# **Notebook 2: Data Cleaning**

## Objectives

* Identify and handle missing values across both datasets.
* Detect and address outliers to ensure data integrity.
* Remove duplicates and inconsistencies within the datasets.
* Standardize formatting and data types for compatibility.
* Save the cleaned datasets for further analysis and modeling.
* Document the cleaning process for reproducibility and transparency.

## Inputs

* **Raw Datasets**:
  * `house_prices_records.csv`: Contains house attribute data and sale prices for properties in Ames, Iowa.
  * `inherited_houses.csv`: Contains attributes of four inherited properties but excludes sale prices.
* **Saved Location**:
  * Raw datasets are located in `outputs/datasets/raw/`.

## Outputs

* **Cleaned Datasets**:
  * `cleaned_house_prices_records.csv`: Cleaned version of the house prices dataset.
  * `cleaned_inherited_houses.csv`: Cleaned version of the inherited houses dataset.
* **Documentation**:
  * A summary of the cleaning process, including handling of missing values, outliers, and duplicates.
  * Cleaned datasets saved in `outputs/datasets/cleaned/`.

## Additional Comments

* This notebook adheres to the CRISP-DM methodology's Data Preparation step.
* Cleaning decisions (e.g., imputation methods, outlier handling) are based on data characteristics and domain knowledge.
* The cleaned datasets will be ready for downstream tasks such as correlation analysis, feature engineering, and model training in subsequent notebooks.


---

# Change working directory

* It is assumed that you will store the notebooks in a subfolder, therefore when running the notebook in the editor, you will need to change the working directory

We need to change the working directory from its current folder to its parent folder
* We access the current directory with os.getcwd()

In [None]:
import os
current_dir = os.getcwd()
current_dir

We want to make the parent of the current directory the new current directory
* os.path.dirname() gets the parent directory
* os.chir() defines the new current directory

In [None]:
os.chdir(os.path.dirname(current_dir))
print("You set a new current directory")

Confirm the new current directory

In [None]:
current_dir = os.getcwd()
current_dir

---

# Import Packages & Set Environment Variables

* First you will need to import the numpy and pandas packages, and set the environment variables by running the following:

In [None]:
import numpy as np
import pandas as pd
pd.options.display.max_columns = None
pd.options.display.max_rows = None
from pandas_profiling import ProfileReport
from feature_engine.imputation import ArbitraryNumberImputer, CategoricalImputer
from sklearn.pipeline import Pipeline

# Load Collected Data

* Now that we have the required packages and environment variables set, you need to load the data previously downloaded (please see the Data Collection notebook).

In [None]:
df = pd.read_csv(f"inputs/dataset/raw/house-price-20211124T154130Z-001/house-price/house_prices_records.csv")
print(df.shape)

In [None]:
df_inherited = pd.read_csv(f"inputs/dataset/raw/house-price-20211124T154130Z-001/house-price/inherited_houses.csv")
print(df_inherited.shape)
df_inherited

# Data Exploration

## Missing Data Exploration

* Next you will explore the dataset, check the variable types and distributing, missing levels, and what value these variables may add in the content of our first business requirement.
* First of all you need to list the variables that are missing a value using the following:

In [None]:
vars_missing_data = df.columns[df.isna().sum() > 0].to_list()
vars_missing_data

* You then need to run the pandas profiling report using just the var_missing_data variable as follows:

In [None]:
if vars_missing_data:
    pandas_report = ProfileReport(df=df[vars_missing_data], minimal=True)
    pandas_report.to_notebook_iframe()
else:
    print("Done. There are no variables that are missing data.")
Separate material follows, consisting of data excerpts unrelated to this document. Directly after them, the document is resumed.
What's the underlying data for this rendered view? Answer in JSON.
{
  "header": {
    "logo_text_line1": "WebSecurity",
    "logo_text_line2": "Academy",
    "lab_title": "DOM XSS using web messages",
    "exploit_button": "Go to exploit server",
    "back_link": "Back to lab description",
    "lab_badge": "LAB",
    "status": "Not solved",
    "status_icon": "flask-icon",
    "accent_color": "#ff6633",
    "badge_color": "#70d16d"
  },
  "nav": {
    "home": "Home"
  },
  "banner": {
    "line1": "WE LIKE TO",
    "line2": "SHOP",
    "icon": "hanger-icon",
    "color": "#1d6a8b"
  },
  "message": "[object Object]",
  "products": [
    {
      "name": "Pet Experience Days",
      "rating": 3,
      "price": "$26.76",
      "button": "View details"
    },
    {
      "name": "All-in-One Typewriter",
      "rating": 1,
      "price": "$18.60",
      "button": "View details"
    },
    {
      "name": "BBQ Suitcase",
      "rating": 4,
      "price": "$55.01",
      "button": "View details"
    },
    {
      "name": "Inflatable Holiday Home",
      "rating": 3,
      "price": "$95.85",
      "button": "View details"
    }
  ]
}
### Assessing Missing Data Levels

* **Purpose**: To gain an understanding of the extend and distribution of the missing data across the dataset.
* **Steps**:
  1. **Identify Variables with Missing Data**:
       * Generate a list of columns that have missing values and their corresponding percentages.
       * Use a profiling report or visualizations to analyze the distribution and patterns of missing data.
  2. **Classify Missing Data**:
       * Categorize missing data as either systematic (e.g., due to a specific condition) or random.
  3. **Visualize Missing Data**:
       * Use heatmaps or bar charts to understand patterns in missing data.

In [None]:
def AssessMissingData(df):
    missing_data_absolute = df.isnull().sum()
    missing_data_percentage = round(missing_data_absolute/len(df)*100 , 2)
    df_missing_data = (pd.DataFrame(
        data={"RowsWithMissingData": missing_data_absolute,
        "PercentageOfDataset": missing_data_percentage,
        "DataType": df.types}
    )
    .sort_values(by=['PercentageOfDataset'], ascending=False)
    .query("PercentageOfDataset > 0")
    )
return df_missing_data

AssessMissingData(df)

#### Results

* Summarize findings:
  * Variables with high missing percentages (e.g., > 50%).
  * Insights into patterns (e.g., variables missing together or clustering in certain rows).
  * Highlight variables that may need special attention during cleaning.

### Correlation Analysis

* **Purpose**: Identify relationships between variables and the target (SalePrice) to understand their potential impact on the analysis.
* **Steps**:
  1. **Correlation Coefficients**:
        * Compute Pearson and Spearman correlation matrices for numerical variables.
        * Pearson measures linear relationships, whilst Spearman evaluations monotonic relationships.
  
  2. **Power Predictive Score (PPS)**:
        * Generate a PPS Matrix to capture non-linear relationships.
  
  3. **Visualizations**:
        * Display heatmaps for correlation and PPS matrices, with thresholds to highlight significant relationships.

#### Insights

* Variables strongly correlated with the target.
* Features that may exhibit multicollinearity.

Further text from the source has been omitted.